Que répondez-vous à l’argument selon lequel une entreprise et ses travailleurs doivent se concentrer sur leur propre survie, même si cela passe par une réduction des dépenses de SST?

Nous voulons dire que ce type d’approche s’accompagnera certainement d’un effet boomerang à l’avenir. S’il est vrai que les pays doivent se concentrer actuellement sur la restauration d’une productivité durable et de l’équité, ils doivent le faire dans le total respect des normes du travail, y compris celles qui ont trait à la santé et à la sécurité au travail. Ce n’est qu’ainsi que l’on pourra garantir aux populations des vies socialement et économiquement productives. La viabilité à long terme des entreprises dépend de plus en plus non seulement de leur productivité, mais aussi de la satisfaction des obligations légales et des aspirations sociales qui vont de pair avec leur rôle d’entreprises citoyennes dans la communauté locale et internationale. Cela apparaît évident dans le contexte de la crise financière actuelle.

Quel est le message de l’OIT en ce qui concerne la SST en ces temps de difficultés économiques?

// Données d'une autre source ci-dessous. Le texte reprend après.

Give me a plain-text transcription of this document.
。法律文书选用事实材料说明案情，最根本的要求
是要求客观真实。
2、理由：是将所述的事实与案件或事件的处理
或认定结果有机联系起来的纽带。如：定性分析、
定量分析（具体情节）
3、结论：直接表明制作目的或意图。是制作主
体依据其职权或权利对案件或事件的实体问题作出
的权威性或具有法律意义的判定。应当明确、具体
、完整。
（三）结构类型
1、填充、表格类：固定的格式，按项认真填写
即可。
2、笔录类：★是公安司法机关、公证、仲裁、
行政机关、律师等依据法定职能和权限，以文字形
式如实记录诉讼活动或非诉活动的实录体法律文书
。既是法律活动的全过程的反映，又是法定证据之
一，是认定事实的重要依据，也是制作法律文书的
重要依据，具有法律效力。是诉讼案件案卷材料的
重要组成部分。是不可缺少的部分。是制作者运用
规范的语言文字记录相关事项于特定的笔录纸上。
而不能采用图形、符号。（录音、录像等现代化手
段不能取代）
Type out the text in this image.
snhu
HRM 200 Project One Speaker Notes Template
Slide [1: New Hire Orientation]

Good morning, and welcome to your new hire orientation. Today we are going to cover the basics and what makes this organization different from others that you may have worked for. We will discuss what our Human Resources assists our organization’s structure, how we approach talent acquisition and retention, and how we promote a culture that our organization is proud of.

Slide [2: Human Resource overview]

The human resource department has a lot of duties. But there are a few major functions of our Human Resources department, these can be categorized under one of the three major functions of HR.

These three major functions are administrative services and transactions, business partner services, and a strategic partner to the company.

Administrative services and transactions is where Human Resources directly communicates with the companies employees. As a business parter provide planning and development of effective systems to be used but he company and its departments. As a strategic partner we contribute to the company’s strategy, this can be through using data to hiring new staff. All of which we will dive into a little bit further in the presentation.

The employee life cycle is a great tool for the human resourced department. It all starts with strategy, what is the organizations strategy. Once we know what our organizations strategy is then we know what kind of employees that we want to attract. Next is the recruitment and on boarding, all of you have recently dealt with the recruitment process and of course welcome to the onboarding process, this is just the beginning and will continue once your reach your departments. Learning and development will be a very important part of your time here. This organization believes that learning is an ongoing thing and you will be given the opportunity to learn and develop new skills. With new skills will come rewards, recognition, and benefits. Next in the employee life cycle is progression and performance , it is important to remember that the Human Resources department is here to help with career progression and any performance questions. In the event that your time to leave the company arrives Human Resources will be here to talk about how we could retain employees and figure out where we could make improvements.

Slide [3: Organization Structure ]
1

Notre message, c’est que tout le monde a le droit à un environnement de travail sûr et salubre. C’est ce que dit l’Agenda de l’OIT pour le travail décent et ce en quoi nous croyons profondément. C’est particulièrement vrai en période de crise. La protection sociale doit être préservée pour les millions de personnes qui ont perdu leur emploi, sont sur le point de le perdre ou le perdront à l’avenir. La protection sociale doit aussi être maintenue pour ceux qui travaillent en équipes temporaires ou font des heures supplémentaires pour compenser la réduction des effectifs ou la hausse de la charge de travail. Cette crise ne devrait pas être une excuse pour diminuer la qualité des conditions de travail, mais une chance de les promouvoir.